EXTRACTOS: «Consideraciones de la Corte

1. De acuerdo con lo reseñado en el citado auto de 29 de abril de 2015, advierte la Corte que en este asunto el Tribunal, al proferir sentencia condenatoria por el delito consagrado en el artículo 365 del Código Penal, transgredió el debido proceso. Ahora, no obstante que tal vulneración conforme la postura jurisprudencial para esa época se develaba por vía de la eventual conculcación del principio de congruencia contemplado en el artículo 448 de la Ley 906 de 2004(5), el nuevo criterio que maneja la Sala mayoritaria acerca del punto (CSJ SP 6808-2016) conlleva a un reexamen del caso que presenta la violación a las formas propias del juicio, en su componente de actos concatenados cuyo cumplimiento legitima fases ulteriores, como la circunstancia prevalente que infirma parcialmente la validez del fallo. Véase:

2. Al cotejar la sesión de juicio oral en la que el delegado de Fiscalía expuso su alegato de cierre(6), se vislumbra que el funcionario hizo un recuento de los hechos y de las pruebas practicadas con el fin de evidenciar que I. C. C. hizo parte del grupo que planeó y ejecutó el secuestro del joven L.J.T.M., poniendo en entredicho la retractación del testigo J. C. R. P. en cuanto al señalamiento inicial que realizó en ese sentido. Así, y recabando en los medios de convicción que convergían a ubicar al implicado como uno de los gestores de la retención del adolescente, solicitó se dictara fallo condenatorio en su contra “por el delito de secuestro extorsivo agravado”, sin explicitar consideraciones adicionales(7).

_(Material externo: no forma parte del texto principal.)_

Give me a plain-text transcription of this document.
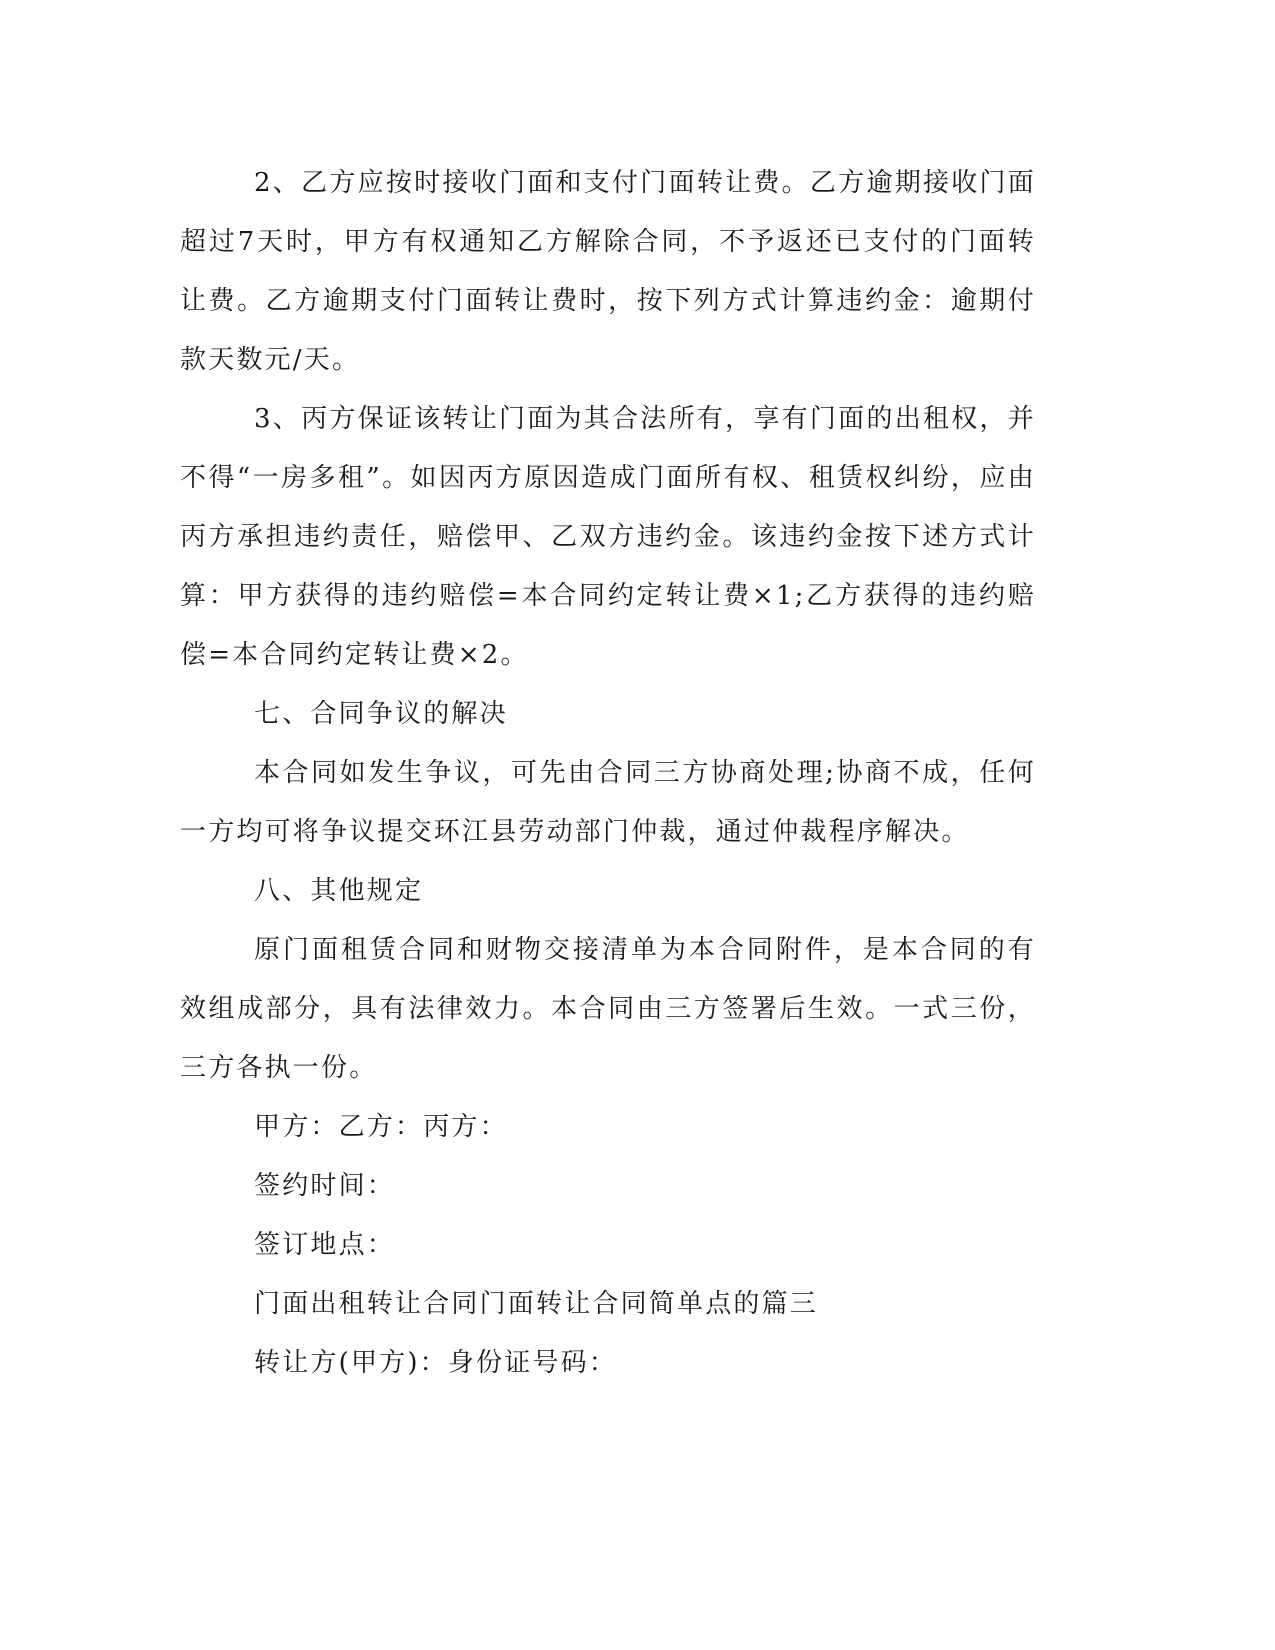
2、乙方应按时接收门面和支付门面转让费。乙方逾期接收门面超过7天时，甲方有权通知乙方解除合同，不予返还已支付的门面转让费。乙方逾期支付门面转让费时，按下列方式计算违约金：逾期付款天数元/天。

3、丙方保证该转让门面为其合法所有，享有门面的出租权，并不得“一房多租”。如因丙方原因造成门面所有权、租赁权纠纷，应由丙方承担违约责任，赔偿甲、乙双方违约金。该违约金按下述方式计算：甲方获得的违约赔偿=本合同约定转让费×1;乙方获得的违约赔偿=本合同约定转让费×2。

七、合同争议的解决

本合同如发生争议，可先由合同三方协商处理;协商不成，任何一方均可将争议提交环江县劳动部门仲裁，通过仲裁程序解决。

八、其他规定

原门面租赁合同和财物交接清单为本合同附件，是本合同的有效组成部分，具有法律效力。本合同由三方签署后生效。一式三份，三方各执一份。

甲方：乙方：丙方：

签约时间：

签订地点：

门面出租转让合同门面转让合同简单点的篇三

转让方(甲方)：身份证号码：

Es decir, ninguna mención, siquiera tácita, hizo con relación a la conducta punible de fabricación, tráfico, porte o tenencia de armas de fuego o municiones ya bien fuera para pedir sentencia de condena o absolutoria, tratándose de ella.

Frente a lo anterior, la delegada del Ministerio Público refirió que con las pruebas recaudadas estimaba desvirtuada la presunción de inocencia de C. C. por lo que avaló la petición de condena elevada, aclarando que la formulación de acusación incluyó este último ilícito del cual no hizo alusión el Fiscal en esa diligencia(8) y a continuación presentó una tesis similar a la esbozada por ese funcionario durante su alocución, es decir, vinculada al cargo endilgado por secuestro extorsivo agravado.

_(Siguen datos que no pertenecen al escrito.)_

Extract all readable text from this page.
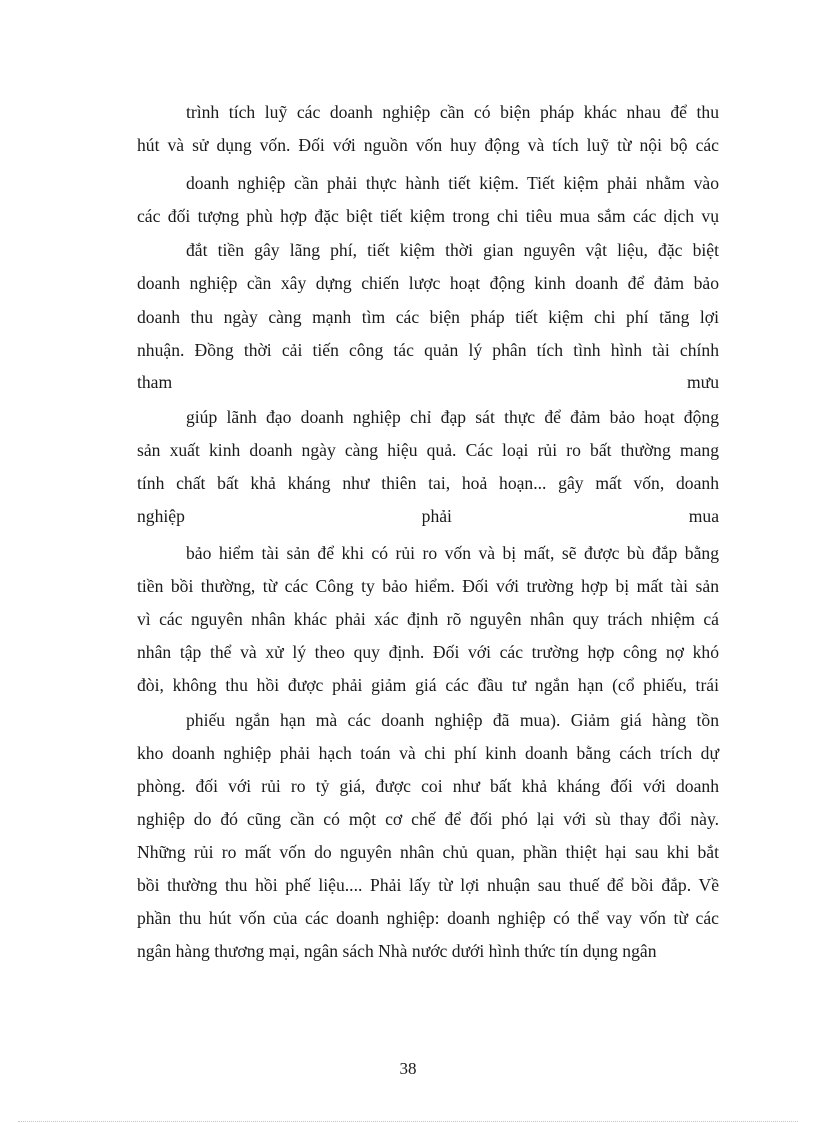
trình tích luỹ các doanh nghiệp cần có biện pháp khác nhau để thu
hút và sử dụng vốn. Đối với nguồn vốn huy động và tích luỹ từ nội bộ các
doanh nghiệp cần phải thực hành tiết kiệm. Tiết kiệm phải nhằm vào
các đối tượng phù hợp đặc biệt tiết kiệm trong chi tiêu mua sắm các dịch vụ
đắt tiền gây lãng phí, tiết kiệm thời gian nguyên vật liệu, đặc biệt
doanh nghiệp cần xây dựng chiến lược hoạt động kinh doanh để đảm bảo
doanh thu ngày càng mạnh tìm các biện pháp tiết kiệm chi phí tăng lợi
nhuận. Đồng thời cải tiến công tác quản lý phân tích tình hình tài chính
tham mưu
giúp lãnh đạo doanh nghiệp chỉ đạp sát thực để đảm bảo hoạt động
sản xuất kinh doanh ngày càng hiệu quả. Các loại rủi ro bất thường mang
tính chất bất khả kháng như thiên tai, hoả hoạn... gây mất vốn, doanh
nghiệp phải mua
bảo hiểm tài sản để khi có rủi ro vốn và bị mất, sẽ được bù đắp bằng
tiền bồi thường, từ các Công ty bảo hiểm. Đối với trường hợp bị mất tài sản
vì các nguyên nhân khác phải xác định rõ nguyên nhân quy trách nhiệm cá
nhân tập thể và xử lý theo quy định. Đối với các trường hợp công nợ khó
đòi, không thu hồi được phải giảm giá các đầu tư ngắn hạn (cổ phiếu, trái
phiếu ngắn hạn mà các doanh nghiệp đã mua). Giảm giá hàng tồn
kho doanh nghiệp phải hạch toán và chi phí kinh doanh bằng cách trích dự
phòng. đối với rủi ro tỷ giá, được coi như bất khả kháng đối với doanh
nghiệp do đó cũng cần có một cơ chế để đối phó lại với sù thay đổi này.
Những rủi ro mất vốn do nguyên nhân chủ quan, phần thiệt hại sau khi bắt
bồi thường thu hồi phế liệu.... Phải lấy từ lợi nhuận sau thuế để bồi đắp. Về
phần thu hút vốn của các doanh nghiệp: doanh nghiệp có thể vay vốn từ các
ngân hàng thương mại, ngân sách Nhà nước dưới hình thức tín dụng ngân
38
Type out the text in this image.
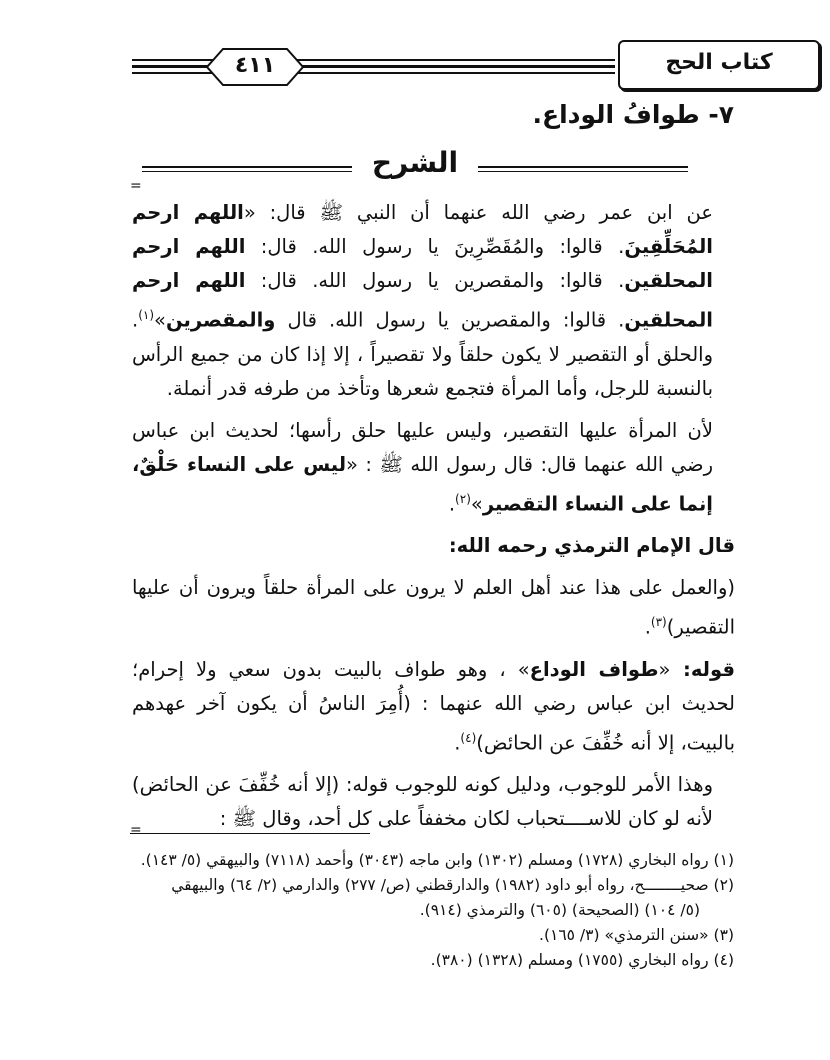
٤١١	كتاب الحج
٧- طوافُ الوداع.
الشرح
=

عن ابن عمر رضي الله عنهما أن النبي ﷺ قال: «اللهم ارحم المُحَلِّقِينَ. قالوا: والمُقَصِّرِينَ يا رسول الله. قال: اللهم ارحم المحلقين. قالوا: والمقصرين يا رسول الله. قال: اللهم ارحم المحلقين. قالوا: والمقصرين يا رسول الله. قال والمقصرين»$^{(١)}$. والحلق أو التقصير لا يكون حلقاً ولا تقصيراً ، إلا إذا كان من جميع الرأس بالنسبة للرجل، وأما المرأة فتجمع شعرها وتأخذ من طرفه قدر أنملة.

لأن المرأة عليها التقصير، وليس عليها حلق رأسها؛ لحديث ابن عباس رضي الله عنهما قال: قال رسول الله ﷺ : «ليس على النساء حَلْقٌ، إنما على النساء التقصير»$^{(٢)}$.

قال الإمام الترمذي رحمه الله:

(والعمل على هذا عند أهل العلم لا يرون على المرأة حلقاً ويرون أن عليها التقصير)$^{(٣)}$.

قوله: «طواف الوداع» ، وهو طواف بالبيت بدون سعي ولا إحرام؛ لحديث ابن عباس رضي الله عنهما : (أُمِرَ الناسُ أن يكون آخر عهدهم بالبيت، إلا أنه خُفِّفَ عن الحائض)$^{(٤)}$.

وهذا الأمر للوجوب، ودليل كونه للوجوب قوله: (إلا أنه خُفِّفَ عن الحائض) لأنه لو كان للاســــتحباب لكان مخففاً على كل أحد، وقال ﷺ :

=
(١) رواه البخاري (١٧٢٨) ومسلم (١٣٠٢) وابن ماجه (٣٠٤٣) وأحمد (٧١١٨) والبيهقي (٥/ ١٤٣).
(٢) صحيــــــــح، رواه أبو داود (١٩٨٢) والدارقطني (ص/ ٢٧٧) والدارمي (٢/ ٦٤) والبيهقي
(٥/ ١٠٤) (الصحيحة) (٦٠٥) والترمذي (٩١٤).
(٣) «سنن الترمذي» (٣/ ١٦٥).
(٤) رواه البخاري (١٧٥٥) ومسلم (١٣٢٨) (٣٨٠).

Por su parte, la defensa se opuso al pedimento poniendo de relieve aquellas probanzas que exhibían a su prohijado ajeno a la comisión del delito contra la libertad individual, deprecando la absolución a su favor.

3. El juez de primera instancia, aduciendo perplejidad con relación a la efectiva participación del acusado en la ideación y ejecución del secuestro, dictó sentencia absolutoria. Valga anotar que en su proveído, ninguna referencia plasmó en lo atinente al delito previsto en el artículo 365 del Código Penal, limitándose en la parte resolutiva a “absolver a I. C. C. de la conducta de secuestro extorsivo agravado”, de hecho, acudiendo a la literalidad del fallo, aparece que en el análisis de rigor se limitó a auscultar dicha figura delictiva(9).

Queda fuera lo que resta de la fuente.